La storia non è lettera morta, ma vive e ci accompagna ogni giorno, nelle vie che percorriamo, lungo le strade che calpestiamo e sulle quali, prima di noi, sono passate altre generazioni. Protagoniste dei cambiamenti che hanno portato al mondo di oggi. Avere coscienza della storia è fondamentale per capire il presente e costruire il futuro.
E questo viaggio nella conoscenza della storia locale lo facciamo grazie al progetto “Le strade della memoria”, che il giornalista Fausto Bonoldi realizza per “La Varese Nascosta”.
Se ancora oggi possiamo rivivere, come se vi avessimo partecipato, le storiche giornate della liberazione di Varese dal giogo austrungarico lo dobbiamo a lui, il sacerdote Giuseppe Della Valle, al quale è intitolata una via di poche decine di metri nel cuore antico di Biumo, non lontano dal luogo della battaglia con la quale, il 26 maggio del 1859, i Cacciatori delle Alpi inflissero agli austriaci la prima sconfitta sul suolo lombardo della Seconda guerra d’indipendenza.

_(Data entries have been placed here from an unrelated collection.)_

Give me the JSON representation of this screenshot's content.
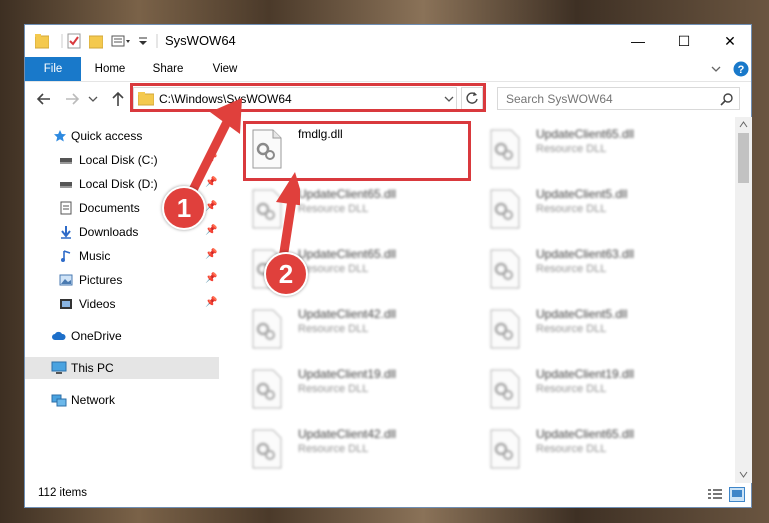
{
  "window": {
    "title": "SysWOW64",
    "minimize_glyph": "—",
    "maximize_glyph": "☐",
    "close_glyph": "✕"
  },
  "ribbon": {
    "tabs": [
      "File",
      "Home",
      "Share",
      "View"
    ]
  },
  "address": {
    "path": "C:\\Windows\\SysWOW64"
  },
  "search": {
    "placeholder": "Search SysWOW64"
  },
  "nav": {
    "items": [
      {
        "label": "Quick access",
        "icon": "star-icon"
      },
      {
        "label": "Local Disk (C:)",
        "icon": "drive-icon"
      },
      {
        "label": "Local Disk (D:)",
        "icon": "drive-icon"
      },
      {
        "label": "Documents",
        "icon": "documents-icon"
      },
      {
        "label": "Downloads",
        "icon": "download-icon"
      },
      {
        "label": "Music",
        "icon": "music-icon"
      },
      {
        "label": "Pictures",
        "icon": "pictures-icon"
      },
      {
        "label": "Videos",
        "icon": "videos-icon"
      },
      {
        "label": "OneDrive",
        "icon": "cloud-icon"
      },
      {
        "label": "This PC",
        "icon": "computer-icon"
      },
      {
        "label": "Network",
        "icon": "network-icon"
      }
    ]
  },
  "files": [
    {
      "name": "fmdlg.dll",
      "type": ""
    },
    {
      "name": "UpdateClient65.dll",
      "type": "Resource DLL"
    },
    {
      "name": "UpdateClient65.dll",
      "type": "Resource DLL"
    },
    {
      "name": "UpdateClient5.dll",
      "type": "Resource DLL"
    },
    {
      "name": "UpdateClient65.dll",
      "type": "Resource DLL"
    },
    {
      "name": "UpdateClient63.dll",
      "type": "Resource DLL"
    },
    {
      "name": "UpdateClient42.dll",
      "type": "Resource DLL"
    },
    {
      "name": "UpdateClient5.dll",
      "type": "Resource DLL"
    },
    {
      "name": "UpdateClient19.dll",
      "type": "Resource DLL"
    },
    {
      "name": "UpdateClient19.dll",
      "type": "Resource DLL"
    },
    {
      "name": "UpdateClient42.dll",
      "type": "Resource DLL"
    },
    {
      "name": "UpdateClient65.dll",
      "type": "Resource DLL"
    }
  ],
  "status": {
    "item_count": "112 items"
  },
  "annotations": {
    "step1": "1",
    "step2": "2",
    "color": "#d9393d"
  }
}
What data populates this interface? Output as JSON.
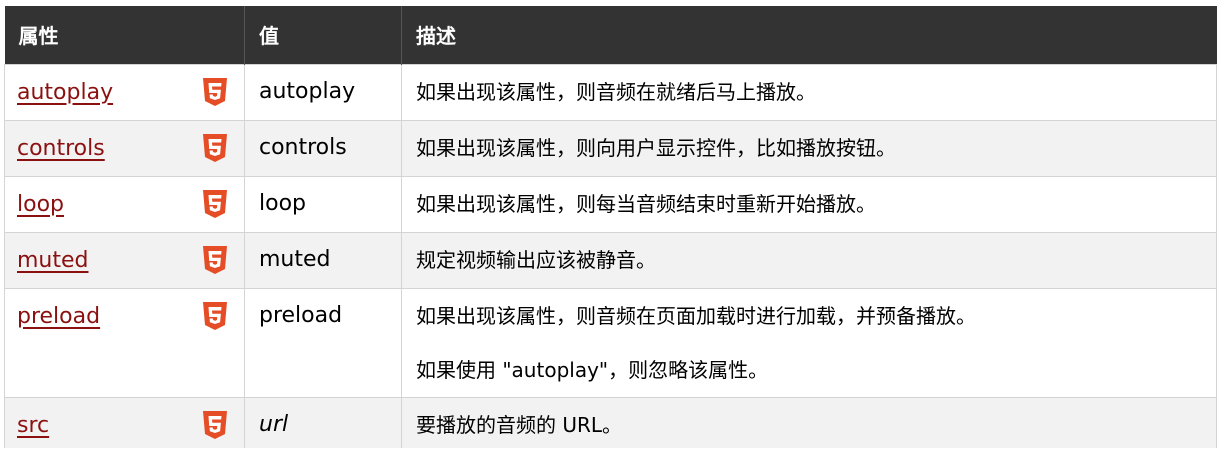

L’opera “Varese Garibaldi e Urban nel 1859”, pubblicata nel 1863 e riproposta nel 1909 da Maj e Malnati, nel 1959 dall’Anpi e infine, nel 2011, dalle Edizioni Arterigere, è una “memoria” dei fatti del ’59 scritta non con il distacco del cronista ma con la passione di un patriota con la tonaca, estimatore, oggi diremmo “fan” di Giuseppe Garibaldi senza se e senza ma. Giuseppe Della Valle era nato a Varese il 13 febbraio del 1823 da Pietro Della Valle ed Emilia Zanzi. Dal padre, organista della basilica di San Vittore, ereditò la vocazione per la musica, che riuscì a conciliare con la chiamata al servizio di Dio. Consacrato sacerdote nel 1844, fu destinato come organista a Desio per essere poi trasferito al santuario di Santa Maria del Monte da dove, nel 1851, ridiscese in città per “dare una mano” al padre indebolito dalla vecchiaia fino a quando, nell’aprile del 1858, ne prese il posto come maestro di cappella di San Vittore. Compositore, oltre che esecutore, don Giuseppe ebbe ripetuti scontri polemici con i suoi “datori di lavoro” (la Fabbriceria della Basilica) sullo stato pietoso in cui erano lasciati gli organi delle chiese varesine e sulla per lui scadente qualità degli strumenti donati dai Biroldi, celebrati organari ma da sempre in conflitto con la famiglia Della Valle. Convinto che l’amor di patria “non può e non deve assolutamente essere contraddetto e condannato dalla religione del Vangelo”, nella Varese postunitaria strinse stretti rapporti con la sinistra mazziniana, rappresentata in città dagli avvocati Giuseppe Bolchini, Ugo Scuri e Vittore Prestini, collaborando come giornalista al loro giornale “La Libertà” e sostenendo le prime forme di organizzazione del movimento operaio e, in particolare, le società operaie di mutuo soccorso. Cessate le pubblicazioni della “Libertà”, don Giuseppe fondò in proprio un nuovo giornale, “La Cronaca Varesina”, che cessò le pubblicazioni nel 1873, quattro anni prima della morte del prete garibaldino.